Essa hipótese não teria validade alguma se ela fosse suposta em outra época. Não seria adequado que julgássemos assim – em tão baixo nível – as falas e a presença de estadistas da envergadura de Winston Churchill ou Franklin Delano Roosevelt, dentre alguns outros. Esse sendo um dos motivos que fizeram com que esses líderes fossem percebidos como referências para muitos daqueles que compartilharam as suas atuações. Uma consequência colateral se nota na escolha desses nomes para os recém-nascidos, inclusive aqueles que sequer os conheceram vivos e atuantes.
Mais do que isso, tais políticos pareciam superar as demandas exigidas pelo contexto que lhes era muito desfavorável. Sabiam que não poderiam reagir com bravatas, jogos de cena e palavras de efeito contra uma situação concreta que implicava no ataque militar às nações que representavam. Sendo ambos líderes de países democráticos, sabiam contar com o respaldo popular numa época de privação inclusive de palavras otimistas. Mesmo assim, foram respeitados assim como o sistema político que veio a lhes confiar o posto mais alto da nação.
Lembremos que a oposição ao governo de Roosevelt se conteve durante a vigência da Segunda Guerra Mundial uma vez que não se dispôs a correr o risco de ser tomada como antipatriótica: como isso seria usado na contrapropaganda operada pelos países do Eixo? Sei bem que esse é um caso exótico para se refletir no Brasil quando a oposição sempre lutará contra o governo de plantão e vice versa. E talvez seja por isso mesmo que esse fato sempre me chamou a atenção.
Contudo, para que não nos distanciemos do que vínhamos abordando, proponho que se pense aqui se a propalada crise da democracia em escala mundial não tem mais exatamente a ver com a queda de qualidade das lideranças do executivo. As habilidades notadas em muitos desses políticos mais se encontram nas práticas circenses que nos oferecem do que propriamente dito no domínio das qualidades de liderança. Qual não será o desânimo de periodicamente ter de escolher dentre estes, aqueles que deverão vir a ocupar esses postos políticos? Como formar um critério de escolha?
Por outro lado, a sensação de que os políticos não sirvam para nada pode granjear espaço particularmente quando se toma a massa de situações cotidianas que se configuram em enfrentamento do trabalho, nos gastos com saúde e na preocupação com o envelhecimento. Quem de nós gastaria tempo e energia na expectativa de poder contar com políticas públicas que nos fossem favoráveis? Que tipo de pais seriam aqueles que somente enfatizassem em seus filhos a necessidade de manter a credibilidade na política como meio de conquista de espaços de trabalho ou de um bom sistema de educação?
A política pequena, aquela que se faz na dependência de compadrios e que deles depende para que consiga sementes ou água potável, tem a sua presença no mundo afora e o Brasil ocupa um lugar de destaque.

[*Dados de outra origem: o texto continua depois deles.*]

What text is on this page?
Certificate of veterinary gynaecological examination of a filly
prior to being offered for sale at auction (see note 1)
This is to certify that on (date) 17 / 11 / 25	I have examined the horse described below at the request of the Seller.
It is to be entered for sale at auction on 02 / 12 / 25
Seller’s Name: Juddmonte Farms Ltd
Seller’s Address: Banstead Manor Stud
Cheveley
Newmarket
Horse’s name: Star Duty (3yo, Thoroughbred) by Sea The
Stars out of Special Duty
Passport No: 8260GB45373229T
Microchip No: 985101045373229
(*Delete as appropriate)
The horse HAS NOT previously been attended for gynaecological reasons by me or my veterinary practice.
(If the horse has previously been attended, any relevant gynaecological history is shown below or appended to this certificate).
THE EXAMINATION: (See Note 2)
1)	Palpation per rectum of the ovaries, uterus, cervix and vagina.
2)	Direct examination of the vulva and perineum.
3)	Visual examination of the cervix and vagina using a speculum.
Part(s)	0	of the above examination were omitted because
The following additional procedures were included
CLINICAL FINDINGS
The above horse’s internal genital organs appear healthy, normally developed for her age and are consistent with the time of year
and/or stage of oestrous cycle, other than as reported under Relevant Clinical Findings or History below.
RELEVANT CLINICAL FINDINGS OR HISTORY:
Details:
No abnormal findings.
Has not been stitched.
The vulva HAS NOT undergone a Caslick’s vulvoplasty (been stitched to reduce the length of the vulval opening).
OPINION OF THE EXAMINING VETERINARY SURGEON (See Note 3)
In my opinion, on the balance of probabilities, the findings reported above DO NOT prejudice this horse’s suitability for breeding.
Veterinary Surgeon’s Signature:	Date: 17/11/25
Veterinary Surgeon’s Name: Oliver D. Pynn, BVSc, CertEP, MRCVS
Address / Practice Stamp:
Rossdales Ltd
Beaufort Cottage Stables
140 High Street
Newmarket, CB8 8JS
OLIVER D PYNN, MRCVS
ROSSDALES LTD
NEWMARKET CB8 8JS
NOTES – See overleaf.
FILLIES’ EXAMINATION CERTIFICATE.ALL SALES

Mas aqui não temos nada que demarque virtudes e muito pelo contrário. Esse comportamento atávico está muito longe de qualquer significado constituído na recuperação da experiência democrática que se deu no Iluminismo. A sobrevivência aqui é o que impera e nada há de metafísico nesse comportamento.
O contato com essas práticas naturalizadas em nada influi na crise ou na sustentação da democracia, motivo pelo qual a chamada teoria folk sempre parecerá extraterrestre e um assunto sem sentido para muitos. A democracia e seu binômio que lhe dá guarida e motivo de existência – liberdade e igualdade – são conceitos abstratos demais para serem trocados e reconhecidos como moedas cunhadas. Principalmente a liberdade, uma vez que quando se supõe a sua existência, ela já está ausente e ninguém notou a sua falta.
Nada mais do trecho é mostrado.